Over the last ten years, recreational Scuba Diving has become one of the fastest growing sports in the world. The Scuba or “Open-Circuit” unit is currently the dominant underwater breathing apparatus. But did you know that rebreathers were among the first Scuba units? Rebreather units have always been the apparatus of choice for military diving and now they are making a comeback
A Closed Circuit Rebreather operates on the principle of recirculating the air that a diver breathes underwater. As most people know, our bodies do not use all the Oxygen we inhale with each breath, only part of it. Exhaled air also contains Carbon Dioxide, which is released by our bodies as a waste product. Early in the history of diving, it was determined that if there was a way to absorb this CO2, and replace the small amount of Oxygen absorbed by the body, a diver could continue to RE-breathe the same air over and over.

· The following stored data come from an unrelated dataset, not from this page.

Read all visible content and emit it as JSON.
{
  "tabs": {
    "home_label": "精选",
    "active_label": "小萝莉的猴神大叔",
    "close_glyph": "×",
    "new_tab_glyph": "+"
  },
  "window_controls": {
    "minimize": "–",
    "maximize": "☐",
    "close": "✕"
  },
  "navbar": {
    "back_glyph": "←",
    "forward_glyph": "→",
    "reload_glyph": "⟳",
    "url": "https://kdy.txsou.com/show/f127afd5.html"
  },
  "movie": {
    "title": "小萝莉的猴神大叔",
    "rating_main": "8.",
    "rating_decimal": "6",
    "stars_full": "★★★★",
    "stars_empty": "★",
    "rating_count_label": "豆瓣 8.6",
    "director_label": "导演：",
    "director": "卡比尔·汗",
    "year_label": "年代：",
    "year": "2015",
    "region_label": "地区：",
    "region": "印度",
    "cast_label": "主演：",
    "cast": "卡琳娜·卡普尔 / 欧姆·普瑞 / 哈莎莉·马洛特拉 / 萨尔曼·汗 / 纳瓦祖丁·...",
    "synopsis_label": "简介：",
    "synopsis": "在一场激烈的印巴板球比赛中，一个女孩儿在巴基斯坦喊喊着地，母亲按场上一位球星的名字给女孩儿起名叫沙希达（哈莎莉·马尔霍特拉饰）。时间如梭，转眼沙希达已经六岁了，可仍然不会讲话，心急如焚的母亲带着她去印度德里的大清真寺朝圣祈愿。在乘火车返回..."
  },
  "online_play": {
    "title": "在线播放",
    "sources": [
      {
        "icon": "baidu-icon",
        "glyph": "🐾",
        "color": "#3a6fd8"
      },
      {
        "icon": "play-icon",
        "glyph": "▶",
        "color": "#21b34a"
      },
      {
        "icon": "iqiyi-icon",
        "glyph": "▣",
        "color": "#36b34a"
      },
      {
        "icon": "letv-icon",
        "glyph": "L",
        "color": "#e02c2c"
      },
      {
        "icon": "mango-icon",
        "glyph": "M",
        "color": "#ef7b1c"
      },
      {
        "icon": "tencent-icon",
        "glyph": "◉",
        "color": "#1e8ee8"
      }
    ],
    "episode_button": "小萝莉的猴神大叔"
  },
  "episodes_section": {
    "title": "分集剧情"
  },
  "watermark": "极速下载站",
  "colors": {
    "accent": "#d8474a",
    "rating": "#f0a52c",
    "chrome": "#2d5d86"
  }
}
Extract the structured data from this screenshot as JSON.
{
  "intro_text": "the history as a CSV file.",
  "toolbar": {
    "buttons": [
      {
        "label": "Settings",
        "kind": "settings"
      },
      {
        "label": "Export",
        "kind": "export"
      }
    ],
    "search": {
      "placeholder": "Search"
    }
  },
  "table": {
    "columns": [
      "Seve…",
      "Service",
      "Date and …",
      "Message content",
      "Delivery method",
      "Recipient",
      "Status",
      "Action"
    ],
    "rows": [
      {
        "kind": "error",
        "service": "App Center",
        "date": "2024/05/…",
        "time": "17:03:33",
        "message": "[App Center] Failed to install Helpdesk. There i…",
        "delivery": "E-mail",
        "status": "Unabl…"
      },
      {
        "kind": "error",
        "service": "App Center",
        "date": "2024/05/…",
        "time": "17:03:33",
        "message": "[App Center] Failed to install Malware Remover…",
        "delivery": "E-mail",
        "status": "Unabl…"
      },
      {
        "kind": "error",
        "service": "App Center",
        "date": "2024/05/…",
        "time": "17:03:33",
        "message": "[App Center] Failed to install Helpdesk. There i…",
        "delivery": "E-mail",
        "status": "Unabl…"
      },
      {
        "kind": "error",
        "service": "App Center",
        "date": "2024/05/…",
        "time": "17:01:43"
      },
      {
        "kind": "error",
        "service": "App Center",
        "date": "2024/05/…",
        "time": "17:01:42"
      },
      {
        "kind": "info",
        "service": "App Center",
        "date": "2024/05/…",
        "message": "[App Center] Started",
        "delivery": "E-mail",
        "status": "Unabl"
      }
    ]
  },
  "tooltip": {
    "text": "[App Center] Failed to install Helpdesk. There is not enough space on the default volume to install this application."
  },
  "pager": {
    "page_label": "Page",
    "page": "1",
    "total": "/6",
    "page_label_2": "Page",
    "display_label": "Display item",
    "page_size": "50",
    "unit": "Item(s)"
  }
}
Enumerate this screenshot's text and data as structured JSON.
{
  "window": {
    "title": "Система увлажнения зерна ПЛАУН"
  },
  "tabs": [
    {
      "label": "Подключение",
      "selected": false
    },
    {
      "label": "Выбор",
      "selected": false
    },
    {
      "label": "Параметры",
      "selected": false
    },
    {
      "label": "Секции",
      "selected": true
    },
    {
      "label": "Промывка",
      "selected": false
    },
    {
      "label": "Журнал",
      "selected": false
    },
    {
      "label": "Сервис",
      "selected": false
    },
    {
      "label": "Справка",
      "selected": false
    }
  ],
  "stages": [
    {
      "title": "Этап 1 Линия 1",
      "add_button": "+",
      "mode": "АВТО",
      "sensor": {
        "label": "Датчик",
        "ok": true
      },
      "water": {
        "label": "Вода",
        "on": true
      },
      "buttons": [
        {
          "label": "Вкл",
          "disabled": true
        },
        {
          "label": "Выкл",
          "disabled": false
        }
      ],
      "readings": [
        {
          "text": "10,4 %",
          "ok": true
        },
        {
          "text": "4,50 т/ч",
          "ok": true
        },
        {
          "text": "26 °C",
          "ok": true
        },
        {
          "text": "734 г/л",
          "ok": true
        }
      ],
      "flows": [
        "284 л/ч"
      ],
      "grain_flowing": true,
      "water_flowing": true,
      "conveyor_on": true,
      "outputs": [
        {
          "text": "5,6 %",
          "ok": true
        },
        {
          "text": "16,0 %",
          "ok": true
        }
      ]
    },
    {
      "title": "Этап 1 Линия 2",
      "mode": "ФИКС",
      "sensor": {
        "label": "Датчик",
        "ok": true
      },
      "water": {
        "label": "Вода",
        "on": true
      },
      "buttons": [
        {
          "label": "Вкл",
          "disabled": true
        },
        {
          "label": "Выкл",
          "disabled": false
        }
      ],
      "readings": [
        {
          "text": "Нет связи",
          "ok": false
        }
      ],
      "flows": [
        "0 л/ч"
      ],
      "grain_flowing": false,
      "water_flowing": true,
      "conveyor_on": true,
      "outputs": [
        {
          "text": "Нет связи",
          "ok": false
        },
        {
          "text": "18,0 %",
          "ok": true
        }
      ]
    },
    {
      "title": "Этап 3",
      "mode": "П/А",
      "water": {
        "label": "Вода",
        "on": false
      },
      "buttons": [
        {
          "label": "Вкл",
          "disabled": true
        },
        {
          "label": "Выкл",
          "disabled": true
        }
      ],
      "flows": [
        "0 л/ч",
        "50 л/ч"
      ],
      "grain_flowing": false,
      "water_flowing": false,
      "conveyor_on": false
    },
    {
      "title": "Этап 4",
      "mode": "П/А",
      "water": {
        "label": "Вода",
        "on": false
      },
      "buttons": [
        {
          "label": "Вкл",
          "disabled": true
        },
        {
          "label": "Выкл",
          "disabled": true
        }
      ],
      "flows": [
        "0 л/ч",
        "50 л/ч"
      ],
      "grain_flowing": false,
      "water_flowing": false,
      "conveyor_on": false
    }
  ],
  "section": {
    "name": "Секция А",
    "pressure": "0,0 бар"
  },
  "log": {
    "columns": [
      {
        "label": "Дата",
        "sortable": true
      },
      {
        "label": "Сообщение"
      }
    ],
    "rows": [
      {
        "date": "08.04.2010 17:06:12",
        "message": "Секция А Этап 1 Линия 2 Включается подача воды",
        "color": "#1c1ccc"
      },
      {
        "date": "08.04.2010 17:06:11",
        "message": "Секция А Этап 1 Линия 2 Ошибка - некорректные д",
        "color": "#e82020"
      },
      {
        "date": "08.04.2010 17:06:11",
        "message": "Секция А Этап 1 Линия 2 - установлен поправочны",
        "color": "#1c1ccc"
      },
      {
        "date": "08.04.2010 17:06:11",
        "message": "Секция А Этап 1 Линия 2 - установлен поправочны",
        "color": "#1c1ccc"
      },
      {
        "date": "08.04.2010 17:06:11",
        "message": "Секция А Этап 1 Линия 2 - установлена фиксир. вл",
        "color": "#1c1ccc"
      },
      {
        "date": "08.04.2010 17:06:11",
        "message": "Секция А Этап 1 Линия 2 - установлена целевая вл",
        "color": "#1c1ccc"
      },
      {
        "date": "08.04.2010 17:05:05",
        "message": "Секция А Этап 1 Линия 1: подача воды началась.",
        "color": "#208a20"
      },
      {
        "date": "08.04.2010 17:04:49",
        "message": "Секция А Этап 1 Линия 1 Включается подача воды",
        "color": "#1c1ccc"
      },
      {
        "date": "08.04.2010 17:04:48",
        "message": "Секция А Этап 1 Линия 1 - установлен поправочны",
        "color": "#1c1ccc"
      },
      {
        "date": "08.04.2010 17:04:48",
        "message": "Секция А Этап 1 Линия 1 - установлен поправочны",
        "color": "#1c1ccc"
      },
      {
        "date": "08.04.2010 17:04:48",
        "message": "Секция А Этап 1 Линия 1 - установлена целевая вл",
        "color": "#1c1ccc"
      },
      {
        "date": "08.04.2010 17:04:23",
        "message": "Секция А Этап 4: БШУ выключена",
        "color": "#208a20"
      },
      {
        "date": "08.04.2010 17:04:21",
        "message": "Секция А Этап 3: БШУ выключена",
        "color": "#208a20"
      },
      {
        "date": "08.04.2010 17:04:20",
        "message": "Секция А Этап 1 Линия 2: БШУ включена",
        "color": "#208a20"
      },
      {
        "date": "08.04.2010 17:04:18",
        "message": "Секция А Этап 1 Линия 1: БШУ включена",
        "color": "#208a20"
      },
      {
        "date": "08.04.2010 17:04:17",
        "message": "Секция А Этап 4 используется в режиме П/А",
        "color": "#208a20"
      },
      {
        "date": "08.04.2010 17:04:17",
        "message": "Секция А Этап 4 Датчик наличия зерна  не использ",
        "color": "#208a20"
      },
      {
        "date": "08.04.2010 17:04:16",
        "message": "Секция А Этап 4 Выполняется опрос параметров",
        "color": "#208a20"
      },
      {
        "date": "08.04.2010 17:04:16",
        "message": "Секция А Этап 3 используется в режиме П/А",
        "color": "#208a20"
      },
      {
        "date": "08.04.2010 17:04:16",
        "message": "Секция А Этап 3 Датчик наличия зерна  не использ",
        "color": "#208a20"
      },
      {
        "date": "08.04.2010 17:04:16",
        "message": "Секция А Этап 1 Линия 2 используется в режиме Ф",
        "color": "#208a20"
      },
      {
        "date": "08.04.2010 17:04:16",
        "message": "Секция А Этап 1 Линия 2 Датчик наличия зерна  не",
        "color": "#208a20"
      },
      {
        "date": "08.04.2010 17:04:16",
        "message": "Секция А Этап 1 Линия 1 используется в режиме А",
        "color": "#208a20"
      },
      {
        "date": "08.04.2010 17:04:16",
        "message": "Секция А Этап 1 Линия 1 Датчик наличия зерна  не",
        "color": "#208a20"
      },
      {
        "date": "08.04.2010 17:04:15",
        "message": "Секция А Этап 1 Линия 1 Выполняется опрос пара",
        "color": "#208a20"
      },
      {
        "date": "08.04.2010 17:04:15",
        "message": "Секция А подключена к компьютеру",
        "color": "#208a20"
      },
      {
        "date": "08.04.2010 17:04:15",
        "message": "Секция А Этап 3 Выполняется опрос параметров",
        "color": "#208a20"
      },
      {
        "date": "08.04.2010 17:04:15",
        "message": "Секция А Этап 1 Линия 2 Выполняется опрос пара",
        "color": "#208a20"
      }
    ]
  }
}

What a Closed Circuit Rebreather does is exactly that. The air exhaled by a diver passes through an air-permeable container called a “scrubber” which contains a chemical compound that absorbs Carbon Dioxide. The air then passes across 3 Oxygen sensors (most CCR systems use 3 sensors for redundancy). The sensors react to the presence of Oxygen by emitting voltage – in essence, they are like batteries – the more Oxygen present, the higher voltage they output.
If the Oxygen Sensors put out voltage lower than the user-definable “Set-Point” (meaning there is less Oxygen in the loop than the diver established through the initial set-up procedure) then a signal is sent to a Oxygen Solenoid, which will inject a metered amount of additional Oxygen into the loop.
Given the remarkably low Oxygen uptake of the average adult, this means that even a working diver can stay underwater for up to 8 hours with only 21 cu. ft. of Oxygen.